There are almost no other alternatives except for integration of other orchestration engine. This integration may require long time and will not get into 8.0 release.

Upgrade impact

None

Security impact

None

Notifications impact

None

End user impact

Fuel client needs to be fixed to generate single deployment info files instead of two for each role

Performance impact

None.

Deployment impact

Deployment will take O(1) time ~ 30 minutes for the longest node deployment. It will allow to enable redployment and some of LifeCycle management tasks which can be implemented by simple redeployment.

Developer impact

Developers will require to understand that tasks that do not have explicit cross-node dependencies will be deployed in parallel on different nodes. They will need to introduce additional anchors and dependencies to avoid that.

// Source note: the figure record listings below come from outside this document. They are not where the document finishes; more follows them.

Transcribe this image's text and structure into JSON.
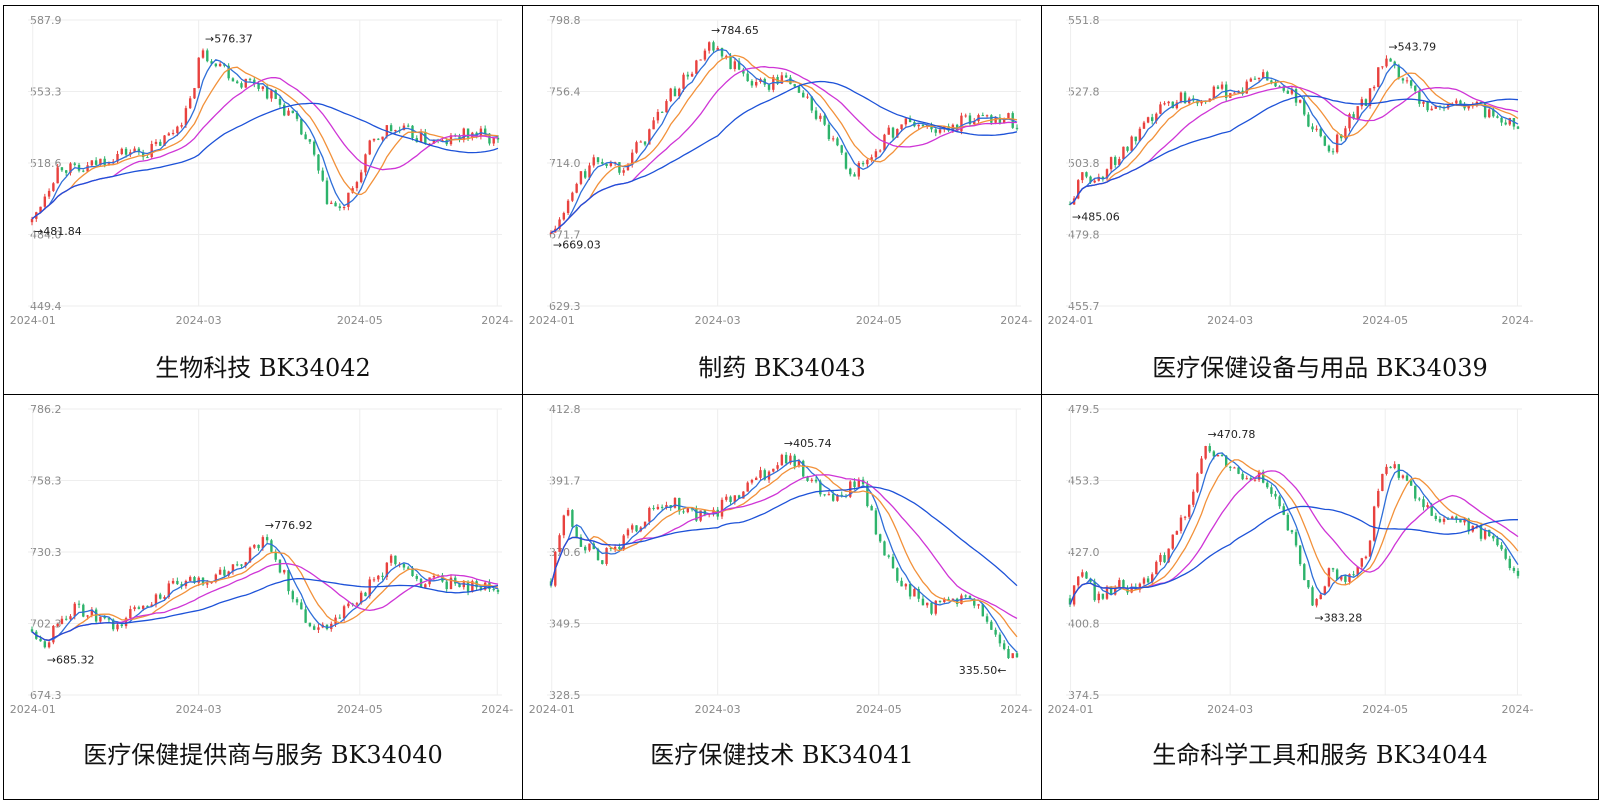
{
  "colors": {
    "up": "#e8413e",
    "down": "#2db36b",
    "ma5": "#2f6fd8",
    "ma10": "#f2913a",
    "ma20": "#cf35d6",
    "ma60": "#1d52d8",
    "grid": "#eeeeee",
    "axis_text": "#8a8a8a"
  },
  "chart_data": [
    {
      "type": "candlestick",
      "caption": "生物科技 BK34042",
      "yticks": [
        "587.9",
        "553.3",
        "518.6",
        "484.0",
        "449.4"
      ],
      "xticks": [
        "2024-01",
        "2024-03",
        "2024-05",
        "2024-"
      ],
      "ylim": [
        449.4,
        587.9
      ],
      "high_label": "→576.37",
      "low_label": "→481.84",
      "path": [
        [
          0,
          490
        ],
        [
          0.03,
          505
        ],
        [
          0.06,
          518
        ],
        [
          0.1,
          514
        ],
        [
          0.15,
          520
        ],
        [
          0.2,
          524
        ],
        [
          0.25,
          524
        ],
        [
          0.3,
          533
        ],
        [
          0.34,
          547
        ],
        [
          0.36,
          572
        ],
        [
          0.4,
          568
        ],
        [
          0.44,
          558
        ],
        [
          0.48,
          558
        ],
        [
          0.52,
          550
        ],
        [
          0.56,
          540
        ],
        [
          0.6,
          525
        ],
        [
          0.63,
          502
        ],
        [
          0.66,
          495
        ],
        [
          0.69,
          505
        ],
        [
          0.72,
          525
        ],
        [
          0.76,
          535
        ],
        [
          0.8,
          534
        ],
        [
          0.84,
          530
        ],
        [
          0.88,
          528
        ],
        [
          0.92,
          532
        ],
        [
          0.96,
          533
        ],
        [
          1,
          528
        ]
      ]
    },
    {
      "type": "candlestick",
      "caption": "制药 BK34043",
      "yticks": [
        "798.8",
        "756.4",
        "714.0",
        "671.7",
        "629.3"
      ],
      "xticks": [
        "2024-01",
        "2024-03",
        "2024-05",
        "2024-"
      ],
      "ylim": [
        629.3,
        798.8
      ],
      "high_label": "→784.65",
      "low_label": "→669.03",
      "path": [
        [
          0,
          672
        ],
        [
          0.03,
          685
        ],
        [
          0.06,
          705
        ],
        [
          0.1,
          716
        ],
        [
          0.15,
          712
        ],
        [
          0.2,
          728
        ],
        [
          0.25,
          752
        ],
        [
          0.3,
          768
        ],
        [
          0.34,
          782
        ],
        [
          0.38,
          774
        ],
        [
          0.42,
          765
        ],
        [
          0.46,
          760
        ],
        [
          0.5,
          765
        ],
        [
          0.54,
          755
        ],
        [
          0.58,
          738
        ],
        [
          0.62,
          718
        ],
        [
          0.65,
          708
        ],
        [
          0.68,
          716
        ],
        [
          0.72,
          730
        ],
        [
          0.76,
          738
        ],
        [
          0.8,
          736
        ],
        [
          0.84,
          732
        ],
        [
          0.88,
          738
        ],
        [
          0.92,
          742
        ],
        [
          0.96,
          742
        ],
        [
          1,
          738
        ]
      ]
    },
    {
      "type": "candlestick",
      "caption": "医疗保健设备与用品 BK34039",
      "yticks": [
        "551.8",
        "527.8",
        "503.8",
        "479.8",
        "455.7"
      ],
      "xticks": [
        "2024-01",
        "2024-03",
        "2024-05",
        "2024-"
      ],
      "ylim": [
        455.7,
        551.8
      ],
      "high_label": "→543.79",
      "low_label": "→485.06",
      "path": [
        [
          0,
          490
        ],
        [
          0.03,
          500
        ],
        [
          0.06,
          498
        ],
        [
          0.1,
          505
        ],
        [
          0.15,
          512
        ],
        [
          0.2,
          522
        ],
        [
          0.25,
          526
        ],
        [
          0.3,
          526
        ],
        [
          0.34,
          528
        ],
        [
          0.38,
          528
        ],
        [
          0.42,
          533
        ],
        [
          0.46,
          530
        ],
        [
          0.5,
          527
        ],
        [
          0.54,
          515
        ],
        [
          0.58,
          508
        ],
        [
          0.62,
          518
        ],
        [
          0.66,
          525
        ],
        [
          0.7,
          538
        ],
        [
          0.74,
          532
        ],
        [
          0.78,
          525
        ],
        [
          0.82,
          522
        ],
        [
          0.86,
          524
        ],
        [
          0.9,
          523
        ],
        [
          0.94,
          520
        ],
        [
          0.98,
          518
        ],
        [
          1,
          516
        ]
      ]
    },
    {
      "type": "candlestick",
      "caption": "医疗保健提供商与服务 BK34040",
      "yticks": [
        "786.2",
        "758.3",
        "730.3",
        "702.3",
        "674.3"
      ],
      "xticks": [
        "2024-01",
        "2024-03",
        "2024-05",
        "2024-"
      ],
      "ylim": [
        674.3,
        786.2
      ],
      "high_label": "→776.92",
      "low_label": "→685.32",
      "path": [
        [
          0,
          700
        ],
        [
          0.03,
          695
        ],
        [
          0.06,
          705
        ],
        [
          0.1,
          708
        ],
        [
          0.14,
          704
        ],
        [
          0.18,
          700
        ],
        [
          0.22,
          708
        ],
        [
          0.26,
          712
        ],
        [
          0.3,
          716
        ],
        [
          0.34,
          718
        ],
        [
          0.38,
          720
        ],
        [
          0.42,
          722
        ],
        [
          0.46,
          728
        ],
        [
          0.5,
          735
        ],
        [
          0.54,
          722
        ],
        [
          0.58,
          705
        ],
        [
          0.62,
          700
        ],
        [
          0.66,
          706
        ],
        [
          0.7,
          712
        ],
        [
          0.74,
          720
        ],
        [
          0.78,
          728
        ],
        [
          0.82,
          718
        ],
        [
          0.86,
          720
        ],
        [
          0.9,
          718
        ],
        [
          0.94,
          717
        ],
        [
          0.98,
          716
        ],
        [
          1,
          714
        ]
      ]
    },
    {
      "type": "candlestick",
      "caption": "医疗保健技术 BK34041",
      "yticks": [
        "412.8",
        "391.7",
        "370.6",
        "349.5",
        "328.5"
      ],
      "xticks": [
        "2024-01",
        "2024-03",
        "2024-05",
        "2024-"
      ],
      "ylim": [
        328.5,
        412.8
      ],
      "high_label": "→405.74",
      "low_label": "335.50←",
      "path": [
        [
          0,
          362
        ],
        [
          0.03,
          384
        ],
        [
          0.06,
          375
        ],
        [
          0.1,
          368
        ],
        [
          0.14,
          372
        ],
        [
          0.18,
          378
        ],
        [
          0.22,
          383
        ],
        [
          0.26,
          385
        ],
        [
          0.3,
          382
        ],
        [
          0.34,
          380
        ],
        [
          0.38,
          386
        ],
        [
          0.42,
          390
        ],
        [
          0.46,
          394
        ],
        [
          0.5,
          398
        ],
        [
          0.54,
          395
        ],
        [
          0.58,
          388
        ],
        [
          0.62,
          386
        ],
        [
          0.66,
          393
        ],
        [
          0.7,
          376
        ],
        [
          0.74,
          362
        ],
        [
          0.78,
          358
        ],
        [
          0.82,
          354
        ],
        [
          0.86,
          356
        ],
        [
          0.9,
          358
        ],
        [
          0.94,
          350
        ],
        [
          0.97,
          342
        ],
        [
          1,
          338
        ]
      ]
    },
    {
      "type": "candlestick",
      "caption": "生命科学工具和服务 BK34044",
      "yticks": [
        "479.5",
        "453.3",
        "427.0",
        "400.8",
        "374.5"
      ],
      "xticks": [
        "2024-01",
        "2024-03",
        "2024-05",
        "2024-"
      ],
      "ylim": [
        374.5,
        479.5
      ],
      "high_label": "→470.78",
      "low_label": "→383.28",
      "path": [
        [
          0,
          410
        ],
        [
          0.03,
          420
        ],
        [
          0.06,
          410
        ],
        [
          0.1,
          415
        ],
        [
          0.14,
          412
        ],
        [
          0.18,
          418
        ],
        [
          0.22,
          428
        ],
        [
          0.26,
          442
        ],
        [
          0.3,
          465
        ],
        [
          0.34,
          460
        ],
        [
          0.38,
          455
        ],
        [
          0.42,
          455
        ],
        [
          0.46,
          445
        ],
        [
          0.5,
          430
        ],
        [
          0.54,
          408
        ],
        [
          0.58,
          420
        ],
        [
          0.62,
          418
        ],
        [
          0.66,
          425
        ],
        [
          0.7,
          460
        ],
        [
          0.74,
          455
        ],
        [
          0.78,
          445
        ],
        [
          0.82,
          440
        ],
        [
          0.86,
          438
        ],
        [
          0.9,
          436
        ],
        [
          0.94,
          432
        ],
        [
          0.98,
          424
        ],
        [
          1,
          420
        ]
      ]
    }
  ]
}
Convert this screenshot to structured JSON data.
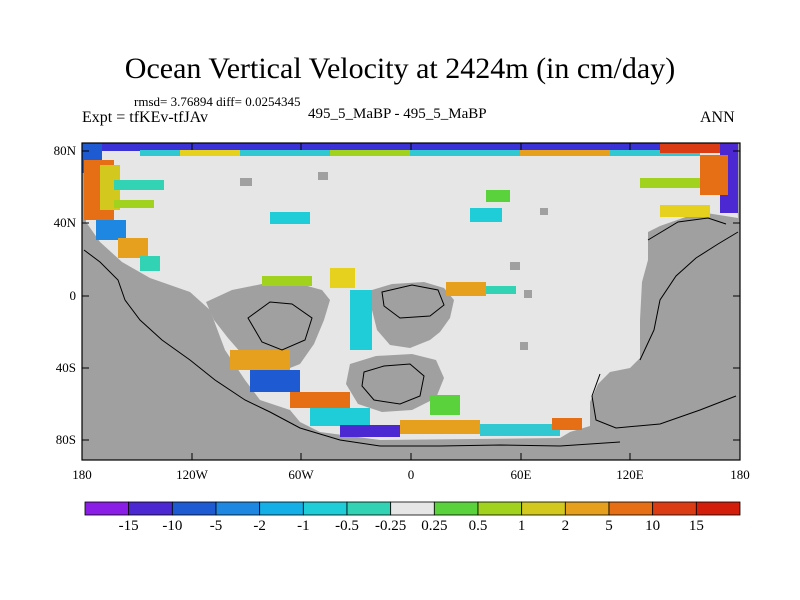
{
  "title": "Ocean Vertical Velocity at 2424m (in cm/day)",
  "stats": "rmsd= 3.76894 diff= 0.0254345",
  "expt": "Expt = tfKEv-tfJAv",
  "cases": "495_5_MaBP - 495_5_MaBP",
  "season": "ANN",
  "lat_labels": [
    "80N",
    "40N",
    "0",
    "40S",
    "80S"
  ],
  "lon_labels": [
    "180",
    "120W",
    "60W",
    "0",
    "60E",
    "120E",
    "180"
  ],
  "colorbar": {
    "labels": [
      "-15",
      "-10",
      "-5",
      "-2",
      "-1",
      "-0.5",
      "-0.25",
      "0.25",
      "0.5",
      "1",
      "2",
      "5",
      "10",
      "15"
    ],
    "colors": [
      "#8a1ee6",
      "#4b28d2",
      "#1e5ad2",
      "#1e87e1",
      "#14afe6",
      "#1ecdd7",
      "#32d2b4",
      "#e6e6e6",
      "#5ad23c",
      "#a0d21e",
      "#d2c81e",
      "#e6a01e",
      "#e66e14",
      "#dc3c14",
      "#d21e0a"
    ]
  },
  "colors": {
    "land": "#a0a0a0",
    "near_zero": "#e6e6e6",
    "coast": "#000000"
  }
}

Developers will have faster feedback from the deployment as it will take no more than 30 minutes in comparison to good old couple of hours.

Infrastructure impact

None, except for improvement of hardware utilization by order of at least 4 times.

Documentation impact

Document the differences between new and old tasks format and how to pick one when needed.

Implementation

Assignee(s)

Primary assignee:
Alexey Shtokolov (~ashtokolov)
Other contributors:
Dmitry Ilyin (~idv1985) Vladimir Sharshov (~vsharshov)
Mandatory design review:
Vladimir Kuklin (~vkuklin) Bogdan Dobrelia (~bogdando) Anastasia Urlapova (~aurlapova) Igor Kalnitsky (~ikalnitsky)

Work Items

  • Deduplicate roles in Nailgun into tasks before graph serialization
  • Introduce graph traversal engine in Astute
  • Introduce methods to check task execution availability in Astute
  • Introduce support for ‘old’ and ‘new’ task format, so that new format can relate to tasks on the other nodes
  • Fix FUEL CLI astute export
  • Fix FUEL library relying on ‘role’ attribute in astute.yaml to switch to node_roles in hiera
  • Rewrite tasks dependencies in Fuel Library to make things parallelized with the engine

Dependencies

Testing, QA

Nothing to change here, actually. As it just an internal deployment engine refactoring.

Acceptance criteria

It should be possible to:

Deploy tasks with fuel based only on task context (node) and not a role. Actual deployment of independent deployment tasks should run in parallel. There should be a possibility to disable new engine whether any issues arise.